Diantara undang-undang yang bernuansa Islam yang disahkan pada masa pemerintahan B.J. Habibie adalah Undang-Undang Nomor 17 Tahun 1999 tentang Penyelenggaraan Ibadah Haji, dan Undang-Undang Nomor 44 Tahun 1999 tentang Penyelenggaraan Otonomi Khusus Nanggroe Aceh Darussalam.
Masa Pemerintahan KH. Abdurrahman Wahid (20 Oktober 1999- 23 Juli 2001)
Pada masa pemerintahan KH. Abdurrahman Wahid, kehidupan dan kegiatan sosial keagamaan termasuk hukum Islam berjalan sebagaimana pada pemerintahan sebelumnya. Namun, dari segi produk hukum atau legalisasi hukum Islam dalam bentuk peraturan perundang-undangan tidak banyak ditemukan. Selain hal tersebut dikarenakan masa jabatan yang tidak berumur panjang, juga dikarenakan corak pemikiran Gus Dur yang sering bertentangan dengan gerakan yang mengutamakan formalisasi ajaran agama Islam.

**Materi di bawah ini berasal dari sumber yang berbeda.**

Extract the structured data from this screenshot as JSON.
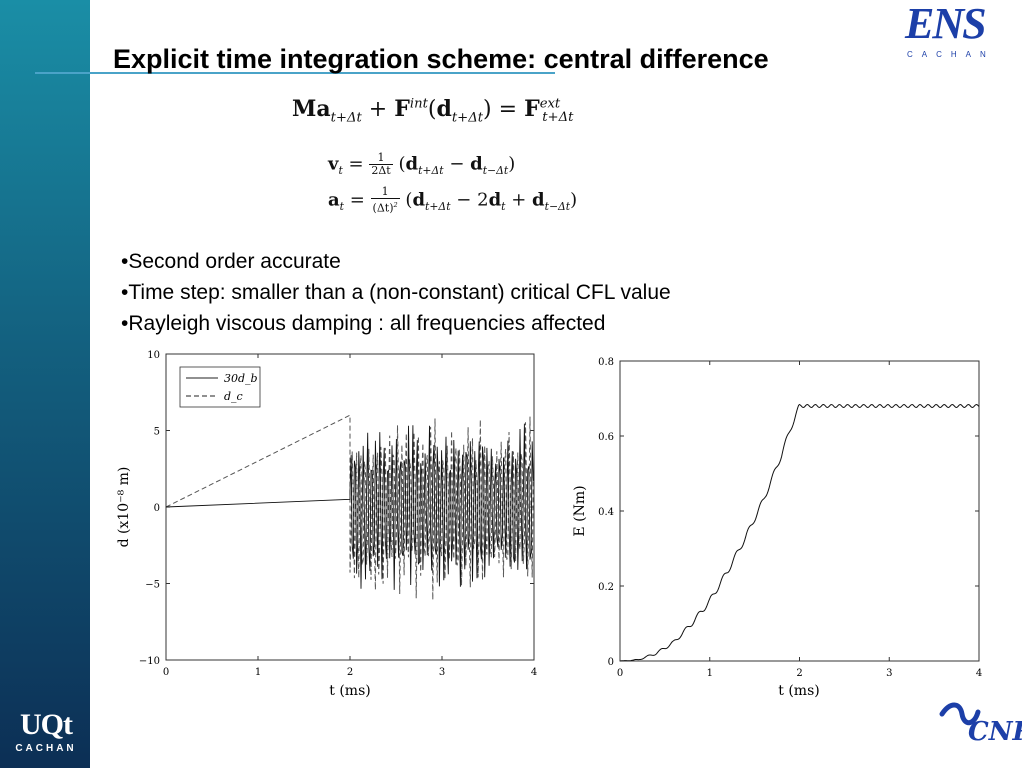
{
  "slide": {
    "title": "Explicit time integration scheme: central difference",
    "bullets": [
      "•Second order accurate",
      "•Time step: smaller than a (non-constant) critical CFL value",
      "•Rayleigh viscous damping : all frequencies affected"
    ]
  },
  "logos": {
    "ens": {
      "mark": "ENS",
      "sub": "CACHAN"
    },
    "univ": {
      "mark": "UQt",
      "sub": "CACHAN"
    },
    "cnrs": {
      "mark": "CNRS"
    }
  },
  "equations": {
    "motion": "Ma_{t+Δt} + F^{int}(d_{t+Δt}) = F^{ext}_{t+Δt}",
    "velocity": "v_t = 1/(2Δt) (d_{t+Δt} − d_{t−Δt})",
    "acceleration": "a_t = 1/(Δt)^2 (d_{t+Δt} − 2d_t + d_{t−Δt})"
  },
  "colors": {
    "accent": "#1c3fa8",
    "sidebar_top": "#1a8ea6",
    "sidebar_bottom": "#0c2f55",
    "rule": "#4aa3c8"
  },
  "chart_data": [
    {
      "type": "line",
      "xlabel": "t (ms)",
      "ylabel": "d (x10⁻⁸ m)",
      "xlim": [
        0,
        4
      ],
      "ylim": [
        -10,
        10
      ],
      "xticks": [
        0,
        1,
        2,
        3,
        4
      ],
      "yticks": [
        -10,
        -5,
        0,
        5,
        10
      ],
      "legend_position": "top-left",
      "series": [
        {
          "name": "30d_b",
          "style": "solid",
          "description_points": {
            "x": [
              0,
              2
            ],
            "y": [
              0,
              0.5
            ]
          },
          "post_t2": "oscillation amplitude about ±5 to ±7 for t in [2,4]"
        },
        {
          "name": "d_c",
          "style": "dashed",
          "description_points": {
            "x": [
              0,
              2
            ],
            "y": [
              0,
              6
            ]
          },
          "post_t2": "oscillation amplitude about ±6 for t in [2,4]"
        }
      ]
    },
    {
      "type": "line",
      "xlabel": "t (ms)",
      "ylabel": "E (Nm)",
      "xlim": [
        0,
        4
      ],
      "ylim": [
        0,
        0.8
      ],
      "xticks": [
        0,
        1,
        2,
        3,
        4
      ],
      "yticks": [
        0,
        0.2,
        0.4,
        0.6,
        0.8
      ],
      "series": [
        {
          "x": [
            0,
            0.2,
            0.4,
            0.6,
            0.8,
            1.0,
            1.2,
            1.4,
            1.6,
            1.8,
            1.9,
            2.0,
            2.5,
            3.0,
            3.5,
            4.0
          ],
          "y": [
            0,
            0.003,
            0.02,
            0.05,
            0.1,
            0.16,
            0.24,
            0.33,
            0.43,
            0.55,
            0.62,
            0.68,
            0.68,
            0.68,
            0.68,
            0.68
          ]
        }
      ]
    }
  ]
}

Pada masa pemerintahan tersebut, tepat pada tahun 2000, Pelaksanaan Syari'at Islam di Aceh diatur dalam Peraturan Daerah Propinsi Daerah (Perda/Qanun) Istimewa Aceh Nomor 5 Tahun 2000 tentang Pelaksanaan Syari'at Islam. Berdasarkan Qanun tersebut, agama selain Islam diakui keberadaannya di Aceh, begitu juga para pemeluknya dihormati dan dilindungi keberadaannya serta diberi kebebasan untuk beribadat melaksanakan ajaran dan kewajiban agamanya. Berarti setiap umat beragama lain (non muslim) tetap diberikan kebebasan dalam beragama dan menjalankan ibadah sesuai dengan agamanya masing-masing. Sehingga non muslim tidak merasa resah terhadap perlindungan beragama di Aceh. Qanun tersebut mengisyratkan bahwa Pemerintah Aceh tetap melindungi semua umat non Muslim yang ada di Aceh dalam menjalankan ajaran agamanya masing-masing.
Masa Pemerintahan Megawati Soekarnoputri (23 Juli 2001- 20 Oktober 2004)

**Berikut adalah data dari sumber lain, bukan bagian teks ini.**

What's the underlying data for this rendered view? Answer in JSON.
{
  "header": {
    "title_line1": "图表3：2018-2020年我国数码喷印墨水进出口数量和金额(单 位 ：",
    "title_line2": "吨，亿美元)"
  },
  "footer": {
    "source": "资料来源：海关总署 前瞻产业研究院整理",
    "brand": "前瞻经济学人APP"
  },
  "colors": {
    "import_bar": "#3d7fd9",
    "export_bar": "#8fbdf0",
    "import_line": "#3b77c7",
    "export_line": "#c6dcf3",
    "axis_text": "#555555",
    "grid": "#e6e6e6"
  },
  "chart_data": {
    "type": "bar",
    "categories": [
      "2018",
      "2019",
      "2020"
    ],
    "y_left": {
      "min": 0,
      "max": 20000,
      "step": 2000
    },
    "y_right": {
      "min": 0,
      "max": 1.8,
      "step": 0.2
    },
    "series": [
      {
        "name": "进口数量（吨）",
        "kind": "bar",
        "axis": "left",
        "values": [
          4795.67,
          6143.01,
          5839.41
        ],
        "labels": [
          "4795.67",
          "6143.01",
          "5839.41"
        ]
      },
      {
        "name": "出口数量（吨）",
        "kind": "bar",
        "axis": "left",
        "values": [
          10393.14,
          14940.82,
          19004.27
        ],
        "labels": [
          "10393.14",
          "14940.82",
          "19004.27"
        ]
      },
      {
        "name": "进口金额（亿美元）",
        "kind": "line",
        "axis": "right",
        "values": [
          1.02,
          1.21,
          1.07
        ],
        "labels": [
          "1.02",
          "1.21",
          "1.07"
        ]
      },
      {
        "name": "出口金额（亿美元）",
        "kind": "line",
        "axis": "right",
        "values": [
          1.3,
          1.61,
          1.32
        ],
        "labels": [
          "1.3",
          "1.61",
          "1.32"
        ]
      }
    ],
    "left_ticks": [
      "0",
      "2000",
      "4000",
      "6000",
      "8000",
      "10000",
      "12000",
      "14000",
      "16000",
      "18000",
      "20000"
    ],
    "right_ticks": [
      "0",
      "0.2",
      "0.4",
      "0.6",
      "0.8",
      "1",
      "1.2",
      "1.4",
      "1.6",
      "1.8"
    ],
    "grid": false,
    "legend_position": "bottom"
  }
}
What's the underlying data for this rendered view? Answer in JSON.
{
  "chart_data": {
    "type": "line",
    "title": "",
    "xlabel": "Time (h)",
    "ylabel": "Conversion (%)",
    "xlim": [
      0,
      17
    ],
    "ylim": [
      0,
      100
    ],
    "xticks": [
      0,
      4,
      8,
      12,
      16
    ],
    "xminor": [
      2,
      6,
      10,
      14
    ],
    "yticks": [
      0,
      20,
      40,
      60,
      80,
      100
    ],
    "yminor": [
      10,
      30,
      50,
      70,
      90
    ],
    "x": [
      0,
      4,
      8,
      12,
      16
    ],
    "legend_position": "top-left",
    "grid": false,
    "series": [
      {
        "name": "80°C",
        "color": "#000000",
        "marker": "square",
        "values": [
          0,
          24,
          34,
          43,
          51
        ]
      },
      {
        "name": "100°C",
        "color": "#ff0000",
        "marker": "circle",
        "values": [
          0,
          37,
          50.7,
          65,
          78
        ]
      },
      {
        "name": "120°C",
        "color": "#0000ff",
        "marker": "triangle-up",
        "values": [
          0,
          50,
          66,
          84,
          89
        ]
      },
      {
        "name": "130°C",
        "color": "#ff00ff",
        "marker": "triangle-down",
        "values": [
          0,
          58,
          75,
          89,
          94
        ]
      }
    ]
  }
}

Megawati sebelumnya merupakan wakil Presiden Republik Indonesia yang kemudian menjadi presiden menggantikan KH. Abdurrahman Wahid. Pada masa pemerintahannya, kehidupan dan kegiatan sosial sama saja seperti sebelumnya, namun perjuangan masyarakat Aceh dapat tersalurkan dengan ditetapkannya Undang-Undang Nomor 18 Tahun 2001 tentang Otonomi Khusus bagi Provinsi Daerah Istimewa Aceh sebagai Provinsi Nangroe Aceh Darussalam.
Masa Pemerintahan Susilo Bambang Yodhoyono (20 Oktober 2004- 20 Oktober 2014)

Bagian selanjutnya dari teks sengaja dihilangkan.